Closed ld-archer closed 1 year ago
I have added to the Trello board (under information) a spreadsheet that outlines the calculation of EI from US variables and a methodology doc.
Here is the equation for calculating equivalent income:
=
Yc AD2*EXP((
Phy1 0*C2+
Phy2 (-0.116/1.282)*D2+
Phy3 (-0.135/1.282)*E2+
Phy4 (-0.479/1.282)*F2+
Phy5 (-0.837/1.282)*G2+
Men1 (0*H2+
Men2 (-0.14/1.282)*I2+
Men3 (-0.215/1.282)*J2+
Men4 (-0.656/1.282)*K2+
Men5 (-0.877/1.282)*L2)+
Lone1 (0*M2+
Lone2 (-0.186/1.282)*N2+
Lone3 (-0.591/1.282)*O2)+
Em1 (0*Q2+
Em2 (0.033/1.282)*R2+
Em3 (-0.283/1.282)*S2+
Em4 (-0.184/1.282)*T2+
Em5 (-0.755/1.282)*U2+
Em6 (-0.221/1.282)*V2)+
Hous1 (0*W2+
Hous2 (-0.235/1.282)*X2+
Hous3 (-0.696/1.282)*Y2)+
Safe1 (0*Z2+
Safe2 (-0.291/1.282)*AA2+
Safe3 (-0.599/1.282)*AB2)))
Yc = hh_income after outgoings and adjusting for hh_size
It was ripped directly from an excel spreadsheet hence the poor formatting. The term on the left of the tab is the variable and factor level (i.e. Hous2 is housing_quality == 2, which is 'Yes to some' household questions), and the term on the right is the weighting applied to that specific factor level ((-0.235/1.282)*X2
).
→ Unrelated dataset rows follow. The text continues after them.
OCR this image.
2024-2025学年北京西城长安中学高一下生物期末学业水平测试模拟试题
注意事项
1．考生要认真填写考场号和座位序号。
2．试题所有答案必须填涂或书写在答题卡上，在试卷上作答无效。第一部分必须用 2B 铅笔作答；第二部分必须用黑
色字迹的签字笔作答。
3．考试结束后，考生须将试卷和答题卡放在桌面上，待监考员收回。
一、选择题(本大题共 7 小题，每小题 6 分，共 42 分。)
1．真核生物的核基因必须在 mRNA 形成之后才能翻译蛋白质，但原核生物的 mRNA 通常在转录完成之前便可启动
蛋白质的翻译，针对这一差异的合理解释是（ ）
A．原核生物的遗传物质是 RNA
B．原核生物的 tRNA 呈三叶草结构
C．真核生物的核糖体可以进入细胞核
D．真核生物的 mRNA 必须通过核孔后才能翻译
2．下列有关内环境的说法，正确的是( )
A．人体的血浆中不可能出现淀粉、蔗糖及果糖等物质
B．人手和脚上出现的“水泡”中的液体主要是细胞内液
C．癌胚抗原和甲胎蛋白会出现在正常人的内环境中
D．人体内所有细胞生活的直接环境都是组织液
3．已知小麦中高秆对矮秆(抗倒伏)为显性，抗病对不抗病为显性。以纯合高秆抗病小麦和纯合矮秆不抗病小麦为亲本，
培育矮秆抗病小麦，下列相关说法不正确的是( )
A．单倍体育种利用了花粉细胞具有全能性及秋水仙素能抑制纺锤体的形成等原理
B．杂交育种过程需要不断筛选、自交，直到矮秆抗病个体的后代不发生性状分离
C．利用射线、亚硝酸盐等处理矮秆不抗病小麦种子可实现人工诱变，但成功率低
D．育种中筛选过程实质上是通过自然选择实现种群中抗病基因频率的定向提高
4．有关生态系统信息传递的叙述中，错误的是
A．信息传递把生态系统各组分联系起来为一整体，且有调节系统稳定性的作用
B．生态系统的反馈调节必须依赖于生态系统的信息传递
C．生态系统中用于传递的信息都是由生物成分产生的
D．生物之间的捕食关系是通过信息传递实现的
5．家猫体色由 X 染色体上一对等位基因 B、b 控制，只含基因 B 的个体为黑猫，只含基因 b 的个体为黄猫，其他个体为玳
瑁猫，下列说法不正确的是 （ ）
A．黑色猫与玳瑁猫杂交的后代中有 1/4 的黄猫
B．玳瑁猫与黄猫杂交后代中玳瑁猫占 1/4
Each of the excel elements (X2
) can only be a 1 or a zero, and only one of the factor levels can be above 0, so this equation generates an exponent term to modify the original disposable income based on weightings for each variable and factor level combination.
To implement this in the S7EquivalentIncome module, I've created dictionaries for each variable to hold the weights for each level and used them to generate the exponent term. Testing now...
Mean of equivalent income is much lower than household income, which is what we would expect to happen as any S7 variable that is not the 'best' outcome will cause a reduction.
Next step is to do the calculation on the 2018 dataset and see if I can recreate values from Chris' spreadsheet.
Have tested the EI calculation function in the pipeline on Chris' original spreadsheet and we return exactly what the spreadsheet contains, so the calculation is good. Now to run some scenarios and visualise outputs.
Giving this its own issue as it should be a standalone module.
This is a deterministic calculation based on a weighted combination of the SIPHER 7 variables. We currently have 4 of the 7 in the model, although our version of neighbourhood safety and housing quality are a little bit different from their exact definitions in SIPHER 7. I will create all the variables as they are defined in SIPHER 7 for the purpose of calculating equivalent income.
This issue needs #200 to be completed first (adding the variables), then the equivalent income module.